Alan Ashworth, president of the University of California San Francisco’s Helen Diller Family Comprehensive Cancer Center, said the facility is testing the use of Color’s copilot for diagnostic work-ups as if it were a new drug. That involves comparing a retrospective analysis against a prospective trial, he said, while re-evaluating as the algorithm behind it changes.

Reducing the time to treatment by weeks would be considered a win, Ashworth said.

The most promising use of AI in healthcare right now is automating “mundane” tasks like paperwork and physician note-taking, he said. The tendency for AI models to “hallucinate” and contain bias presents serious risks for using AI to replace doctors. Both Color’s Laraki and OpenAI’s Lightcap are adamant that doctors be involved in any clinical decisions.

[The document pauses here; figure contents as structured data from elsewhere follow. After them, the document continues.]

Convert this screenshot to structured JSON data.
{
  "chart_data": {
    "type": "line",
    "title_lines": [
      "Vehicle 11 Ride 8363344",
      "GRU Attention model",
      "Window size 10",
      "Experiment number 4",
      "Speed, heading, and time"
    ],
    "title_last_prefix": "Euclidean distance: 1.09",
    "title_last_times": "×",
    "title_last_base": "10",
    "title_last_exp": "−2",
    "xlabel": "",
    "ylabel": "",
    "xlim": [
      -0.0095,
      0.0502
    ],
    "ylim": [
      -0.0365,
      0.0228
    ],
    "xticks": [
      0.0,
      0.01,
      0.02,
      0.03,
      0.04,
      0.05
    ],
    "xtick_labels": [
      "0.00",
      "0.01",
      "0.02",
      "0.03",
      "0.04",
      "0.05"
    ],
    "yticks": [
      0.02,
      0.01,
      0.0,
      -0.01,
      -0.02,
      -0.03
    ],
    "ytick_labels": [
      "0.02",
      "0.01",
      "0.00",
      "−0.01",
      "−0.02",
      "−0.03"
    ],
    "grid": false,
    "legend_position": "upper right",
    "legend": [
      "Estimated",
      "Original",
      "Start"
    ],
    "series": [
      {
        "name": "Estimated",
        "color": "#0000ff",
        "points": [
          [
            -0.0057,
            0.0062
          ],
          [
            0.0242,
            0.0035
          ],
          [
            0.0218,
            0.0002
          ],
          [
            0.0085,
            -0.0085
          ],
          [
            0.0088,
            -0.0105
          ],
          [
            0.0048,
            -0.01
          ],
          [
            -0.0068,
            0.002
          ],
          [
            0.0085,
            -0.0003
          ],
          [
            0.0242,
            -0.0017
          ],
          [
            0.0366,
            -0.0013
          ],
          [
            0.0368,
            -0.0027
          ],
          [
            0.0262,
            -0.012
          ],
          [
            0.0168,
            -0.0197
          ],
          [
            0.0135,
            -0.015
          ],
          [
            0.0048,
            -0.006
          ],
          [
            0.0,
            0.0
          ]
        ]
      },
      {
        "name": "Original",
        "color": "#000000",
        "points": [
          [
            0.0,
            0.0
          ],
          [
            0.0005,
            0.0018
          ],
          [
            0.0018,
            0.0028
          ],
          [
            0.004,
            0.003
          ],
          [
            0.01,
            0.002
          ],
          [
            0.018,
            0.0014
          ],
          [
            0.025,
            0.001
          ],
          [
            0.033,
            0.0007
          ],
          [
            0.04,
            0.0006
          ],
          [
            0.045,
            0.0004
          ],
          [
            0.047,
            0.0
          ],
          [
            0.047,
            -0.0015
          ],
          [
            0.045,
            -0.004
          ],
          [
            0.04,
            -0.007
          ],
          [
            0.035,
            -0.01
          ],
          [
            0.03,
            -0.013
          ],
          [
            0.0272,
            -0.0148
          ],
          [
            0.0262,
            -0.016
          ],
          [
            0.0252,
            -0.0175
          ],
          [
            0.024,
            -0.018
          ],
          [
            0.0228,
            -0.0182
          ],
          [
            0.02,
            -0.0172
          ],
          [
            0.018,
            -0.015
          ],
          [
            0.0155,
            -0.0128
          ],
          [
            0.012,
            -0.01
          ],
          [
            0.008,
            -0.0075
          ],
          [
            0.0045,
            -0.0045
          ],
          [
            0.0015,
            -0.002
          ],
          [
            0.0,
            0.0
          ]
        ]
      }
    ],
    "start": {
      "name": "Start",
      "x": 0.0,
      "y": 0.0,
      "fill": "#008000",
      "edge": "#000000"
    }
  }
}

In the future, AI’s ability to ingest and analyze vast amounts of clinical and real-world data can help doctors more quickly find clues for even asymptomatic cancer, Ashworth and Knudsen said. But right now, the technology isn’t there.

OpenAI formed a safety and security committee in May after the company became embroiled in a legal battle over a new voice assistant in its GPT-4o model. However, customer work, including with Color Health, falls under standard board oversight, a spokesman said.

OpenAI recently struck other deals aimed at expanding its presence in a variety of businesses, well beyond its partnership with Microsoft, including a pact with Apple to power some of its new AI functions; an arrangement where PricewaterhouseCoopers resells its enterprise ChatGPT product; and licensing deals with Reddit and Axel Springer. Lightcap said OpenAI isn’t interested in just one market. “This is a technology that’s going to be everywhere. That’s kind of our mark for success,” he said.